Anders about as in genre classics like Alan J. Pakula’s The Untouchables are (1976) journalists in Spotlight no heroes of truth, but – all grew up catholic – even entangled in the power network of the city and the mechanisms of looking away. In this film there is no heroic protagonists, but a group of equal characters that explore the extent and classification of crimes, starting from a case. The thoroughness, put the reporter in her research to the day, here reflected in an almost anthropological accuracy with which McCarthy the milieu and the daily work of the newspaper publisher holds the picture.

The head of the Spotlight editors Walter Robinson (Michael Keaton) is part of the Catholic establishment of the city, play with the right people Golf and is well connected with the institutions of power. In the nineties, he had, but was not pursued as a local chef ever an abuse case on the table. His conscience is the driving force of research. With sensitivity and empathy interviewed Sacha Pfeiffer (Rachel McAdams), the abuse victims who entrust their experiences through which they have never talked. My colleague Matt Carroll (Brian D’Arcy James) scoured the archives meticulously, while the experienced reporter Mike Rezendes (Mark Ruffalo) with incorruptible tenacity bites in the case.
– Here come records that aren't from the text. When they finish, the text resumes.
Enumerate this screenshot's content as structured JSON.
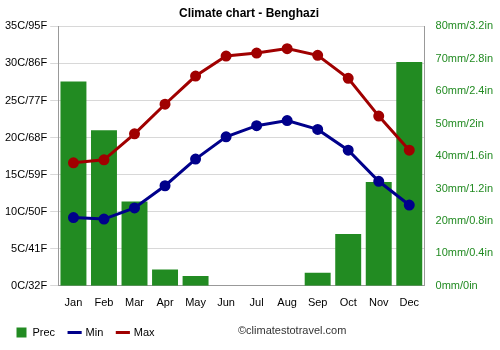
{
  "chart_data": {
    "type": "bar",
    "title": "Climate chart - Benghazi",
    "categories": [
      "Jan",
      "Feb",
      "Mar",
      "Apr",
      "May",
      "Jun",
      "Jul",
      "Aug",
      "Sep",
      "Oct",
      "Nov",
      "Dec"
    ],
    "series": [
      {
        "name": "Prec",
        "type": "bar",
        "color": "#228b22",
        "axis": "y2",
        "values": [
          63,
          48,
          26,
          5,
          3,
          0,
          0,
          0,
          4,
          16,
          32,
          69
        ]
      },
      {
        "name": "Min",
        "type": "line",
        "color": "#00008b",
        "marker": "circle",
        "values": [
          9.2,
          9.0,
          10.5,
          13.5,
          17.1,
          20.1,
          21.6,
          22.3,
          21.1,
          18.3,
          14.1,
          10.9
        ]
      },
      {
        "name": "Max",
        "type": "line",
        "color": "#a00000",
        "marker": "circle",
        "values": [
          16.6,
          17.0,
          20.5,
          24.5,
          28.3,
          31.0,
          31.4,
          32.0,
          31.1,
          28.0,
          22.9,
          18.3
        ]
      }
    ],
    "ylim": [
      0,
      35
    ],
    "yticks": [
      {
        "value": 0,
        "label": "0C/32F"
      },
      {
        "value": 5,
        "label": "5C/41F"
      },
      {
        "value": 10,
        "label": "10C/50F"
      },
      {
        "value": 15,
        "label": "15C/59F"
      },
      {
        "value": 20,
        "label": "20C/68F"
      },
      {
        "value": 25,
        "label": "25C/77F"
      },
      {
        "value": 30,
        "label": "30C/86F"
      },
      {
        "value": 35,
        "label": "35C/95F"
      }
    ],
    "y2lim": [
      0,
      80
    ],
    "y2ticks": [
      {
        "value": 0,
        "label": "0mm/0in"
      },
      {
        "value": 10,
        "label": "10mm/0.4in"
      },
      {
        "value": 20,
        "label": "20mm/0.8in"
      },
      {
        "value": 30,
        "label": "30mm/1.2in"
      },
      {
        "value": 40,
        "label": "40mm/1.6in"
      },
      {
        "value": 50,
        "label": "50mm/2in"
      },
      {
        "value": 60,
        "label": "60mm/2.4in"
      },
      {
        "value": 70,
        "label": "70mm/2.8in"
      },
      {
        "value": 80,
        "label": "80mm/3.2in"
      }
    ],
    "grid": true,
    "legend": "lower left",
    "annotations": [
      "©climatestotravel.com"
    ]
  }
}
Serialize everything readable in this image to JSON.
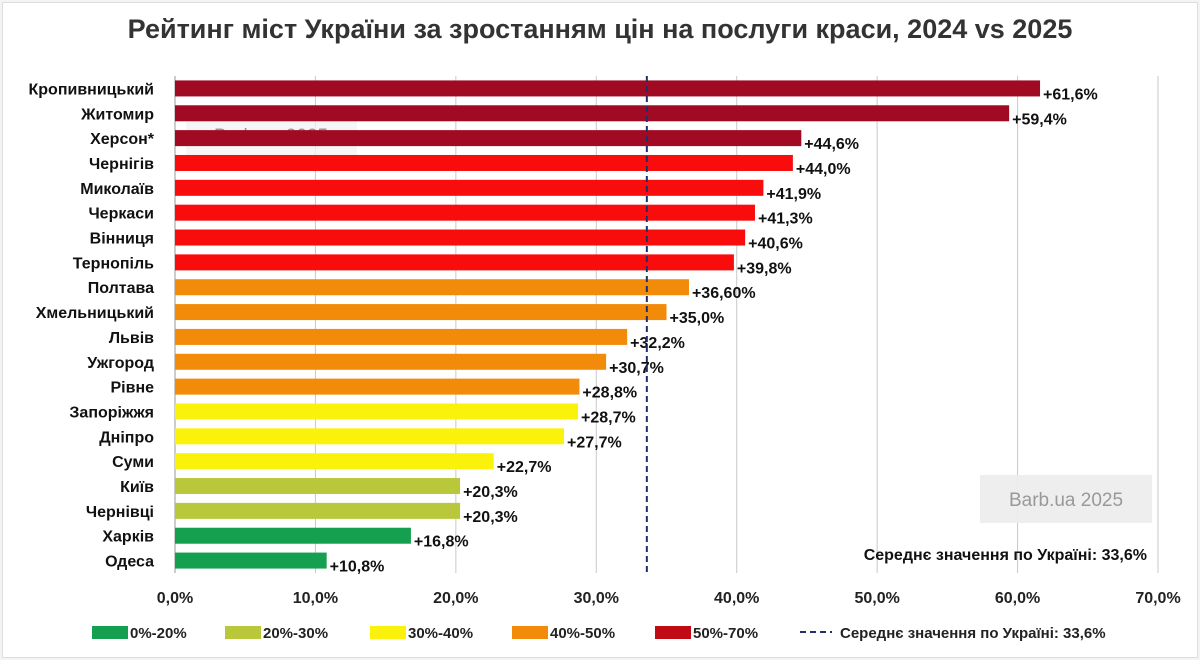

It is the journalistic legwork from door to door and between the acts shelves of dishes, created by the relationships and the monstrous dimension of the scandal gradually opens up.

Its voltage refers Spotlight from a restrained narrative, the dramatic moments not manipulative overridden, but the figures – and the audience – emotional development spaces can. In its sustainable unobtrusive nature of the film seems like a bit of time – and thus runs synchronously to the old-school journalism, operate their protagonists. Because of course is Spotlight is not only a film about the abuse scandal in the Catholic Church, but also a form of investigative journalism, which is now threatened with extinction. For almost a year four reporters have been working on this story (and were awarded the Pulitzer Prize). Which newspaper will still make such a research effort in the crisis of print media? Good journalism costs money and requires a lot of patience, to the Twitter age barely a can muster and wants. Even showing this film in your society-changing effect could the products of the Boston Globe only reason unfold because the editor prevented a premature release and held a few individual cases, the system would discover behind it.